Das Mindener-Urteil ist erfreulich, aber es reicht nicht. Zum einen müssen die Verbraucher den profitgierigen Akteuren der Fleischbranche die Rote Karte zeigen. Oder eben bereit sein einen Preis für Fleisch zu bezahlen, den sauber produzierte Nahrungsmittel nun einmal haben müssen. Wer nur 2 Euro für ein gebratenes Kotelett bezahlt, kann nicht davon ausgehen, Qualität auf dem Teller beziehungsweise später in seinem Magen zu haben.

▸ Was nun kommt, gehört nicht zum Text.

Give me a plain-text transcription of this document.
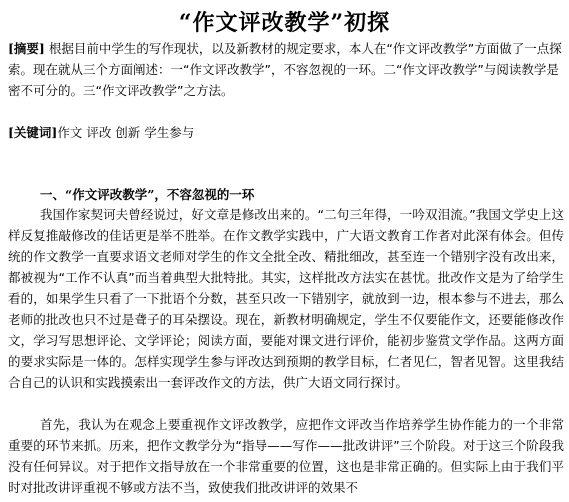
“作文评改教学”初探
[摘要] 根据目前中学生的写作现状，以及新教材的规定要求，本人在“作文评改教学”方面做了一点探索。现在就从三个方面阐述：一“作文评改教学”，不容忽视的一环。二“作文评改教学”与阅读教学是密不可分的。三“作文评改教学”之方法。
[关键词]作文 评改 创新 学生参与
一、“作文评改教学”，不容忽视的一环
我国作家契诃夫曾经说过，好文章是修改出来的。“二句三年得，一吟双泪流。”我国文学史上这样反复推敲修改的佳话更是举不胜举。在作文教学实践中，广大语文教育工作者对此深有体会。但传统的作文教学一直要求语文老师对学生的作文全批全改、精批细改，甚至连一个错别字没有改出来，都被视为“工作不认真”而当着典型大批特批。其实，这样批改方法实在甚忧。批改作文是为了给学生看的，如果学生只看了一下批语个分数，甚至只改一下错别字，就放到一边，根本参与不进去，那么老师的批改也只不过是聋子的耳朵摆设。现在，新教材明确规定，学生不仅要能作文，还要能修改作文，学习写思想评论、文学评论；阅读方面，要能对课文进行评价，能初步鉴赏文学作品。这两方面的要求实际是一体的。怎样实现学生参与评改达到预期的教学目标，仁者见仁，智者见智。这里我结合自己的认识和实践摸索出一套评改作文的方法，供广大语文同行探讨。
首先，我认为在观念上要重视作文评改教学，应把作文评改当作培养学生协作能力的一个非常重要的环节来抓。历来，把作文教学分为“指导——写作——批改讲评”三个阶段。对于这三个阶段我没有任何异议。对于把作文指导放在一个非常重要的位置，这也是非常正确的。但实际上由于我们平时对批改讲评重视不够或方法不当，致使我们批改讲评的效果不
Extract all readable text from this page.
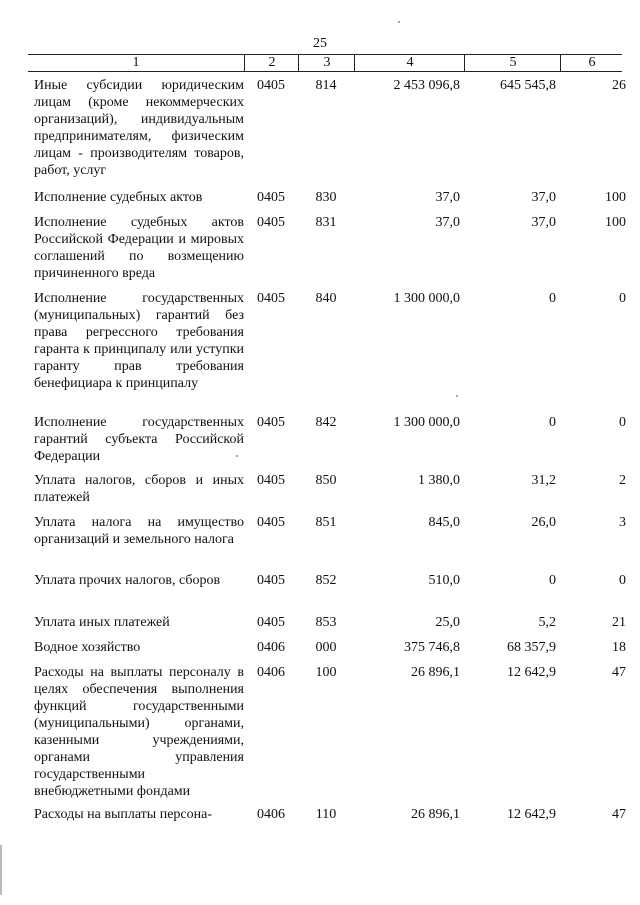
25
1	2	3	4	5	6
Иные субсидии юридическим лицам (кроме некоммерческих организаций), индивидуальным предпринимателям, физическим лицам - производителям товаров, работ, услуг	0405	814	2 453 096,8	645 545,8	26
Исполнение судебных актов	0405	830	37,0	37,0	100
Исполнение судебных актов Российской Федерации и мировых соглашений по возмещению причиненного вреда	0405	831	37,0	37,0	100
Исполнение государственных (муниципальных) гарантий без права регрессного требования гаранта к принципалу или уступки гаранту прав требования бенефициара к принципалу	0405	840	1 300 000,0	0	0
Исполнение государственных гарантий субъекта Российской Федерации	0405	842	1 300 000,0	0	0
Уплата налогов, сборов и иных платежей	0405	850	1 380,0	31,2	2
Уплата налога на имущество организаций и земельного налога	0405	851	845,0	26,0	3
Уплата прочих налогов, сборов	0405	852	510,0	0	0
Уплата иных платежей	0405	853	25,0	5,2	21
Водное хозяйство	0406	000	375 746,8	68 357,9	18
Расходы на выплаты персоналу в целях обеспечения выполнения функций государственными (муниципальными) органами, казенными учреждениями, органами управления государственными внебюджетными фондами	0406	100	26 896,1	12 642,9	47
Расходы на выплаты персона-	0406	110	26 896,1	12 642,9	47
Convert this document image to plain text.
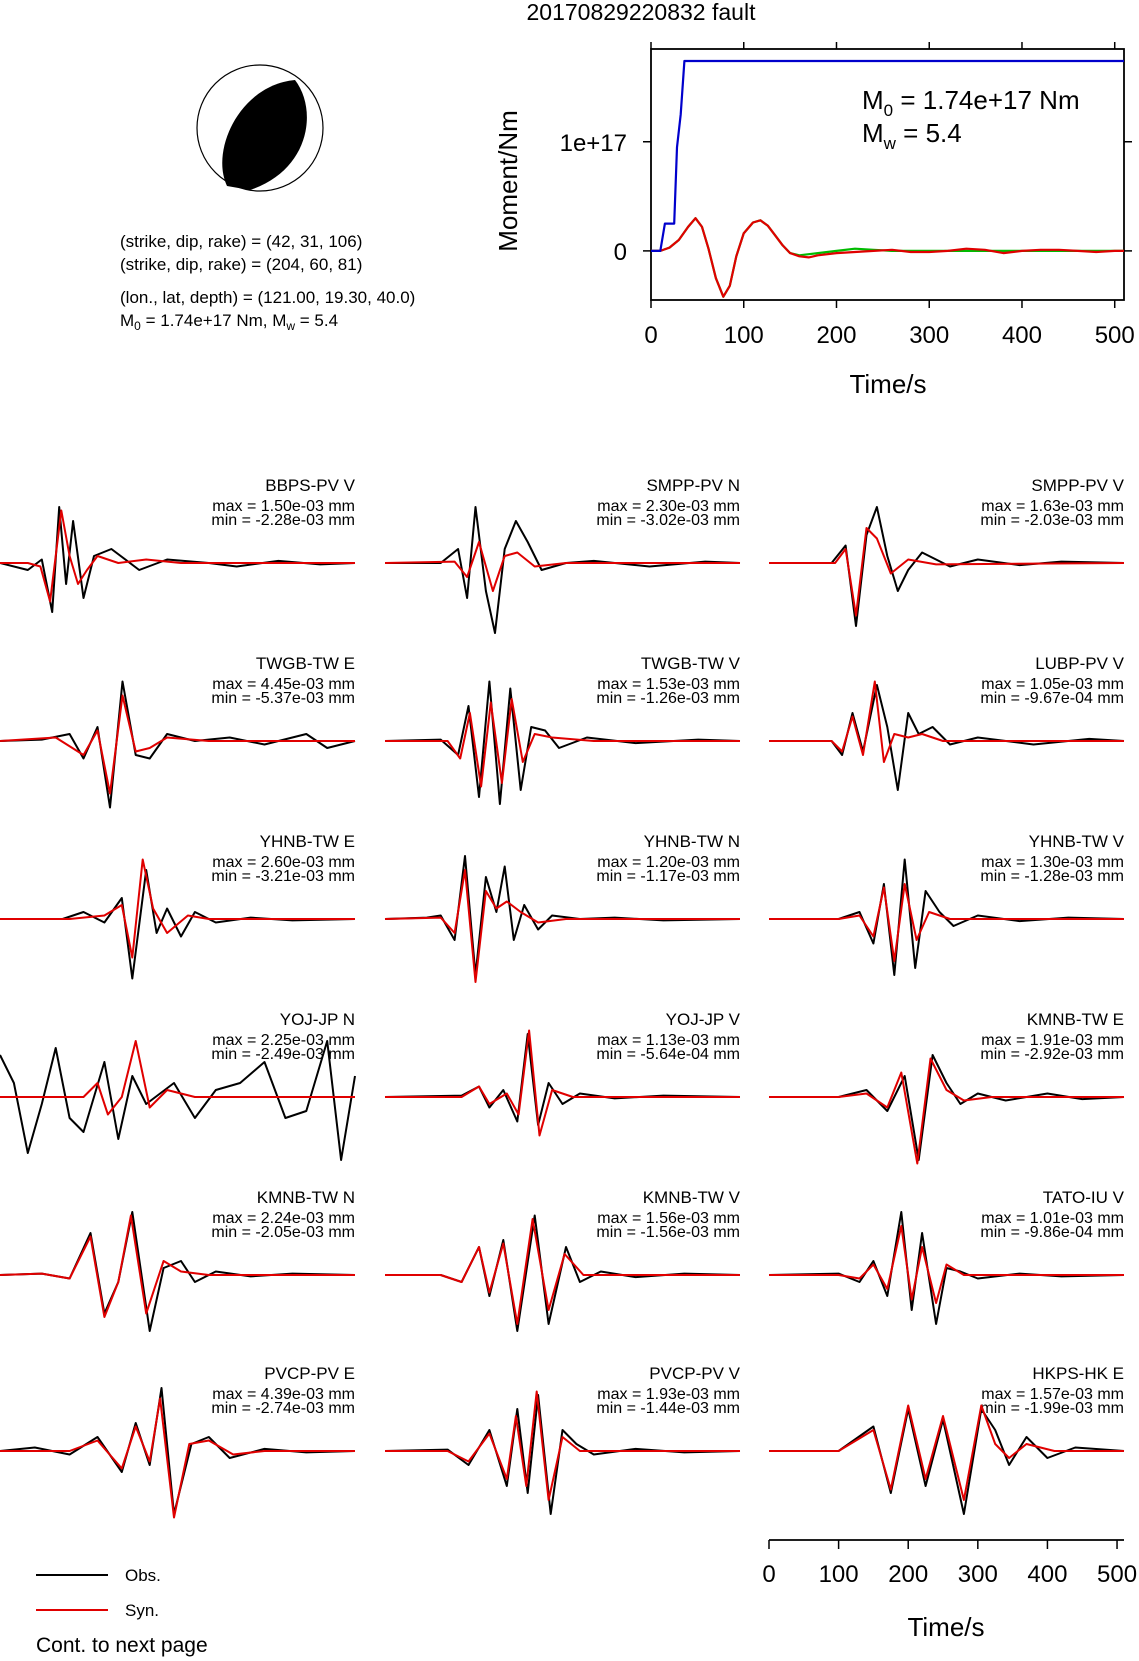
20170829220832 fault
(strike, dip, rake) = (42, 31, 106)
(strike, dip, rake) = (204, 60, 81)
(lon., lat, depth) = (121.00, 19.30, 40.0)
$M_0 = 1.74e+17$ Nm, $M_w = 5.4$
0	100 200 300 400 500
0
1e+17
Moment/Nm
Time/s
$M_0 = 1.74e+17$ Nm
$M_w = 5.4$
BBPS-PV V
max = 1.50e-03 mm
min = -2.28e-03 mm
SMPP-PV N
max = 2.30e-03 mm
min = -3.02e-03 mm
SMPP-PV V
max = 1.63e-03 mm
min = -2.03e-03 mm
TWGB-TW E
max = 4.45e-03 mm
min = -5.37e-03 mm
TWGB-TW V
max = 1.53e-03 mm
min = -1.26e-03 mm
LUBP-PV V
max = 1.05e-03 mm
min = -9.67e-04 mm
YHNB-TW E
max = 2.60e-03 mm
min = -3.21e-03 mm
YHNB-TW N
max = 1.20e-03 mm
min = -1.17e-03 mm
YHNB-TW V
max = 1.30e-03 mm
min = -1.28e-03 mm
YOJ-JP N
max = 2.25e-03 mm
min = -2.49e-03 mm
YOJ-JP V
max = 1.13e-03 mm
min = -5.64e-04 mm
KMNB-TW E
max = 1.91e-03 mm
min = -2.92e-03 mm
KMNB-TW N
max = 2.24e-03 mm
min = -2.05e-03 mm
KMNB-TW V
max = 1.56e-03 mm
min = -1.56e-03 mm
TATO-IU V
max = 1.01e-03 mm
min = -9.86e-04 mm
PVCP-PV E
max = 4.39e-03 mm
min = -2.74e-03 mm
PVCP-PV V
max = 1.93e-03 mm
min = -1.44e-03 mm
HKPS-HK E
max = 1.57e-03 mm
min = -1.99e-03 mm
Time/s
0 100 200 300 400 500
Obs.
Syn.
Cont. to next page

Zum anderen braucht es ein energisches Vorgehen der Politik gegen die Mafiosi aus der Fleischbranche, die ihren Hals nicht voll kriegen können. Und eigentlich müssten alle Theater der Republik die Brechtsche »Heilige Johanna der Schlachthöfe« auf den Spielplan setzen. Denn das Stück zeigt die Profitgier der Fleischbarone, die sich seit dem Ende der 20er Jahre offensichtlich nicht geändert hat. Und es zeigt die Lage der Arbeiter in den Schlachthöfen. Auch das ist hochaktuell. Denn die Ausbeutung von meist osteuropäischen Scheinselbständigen in der Branche ist ein weiterer ethischer Grund kein Fleisch zu essen.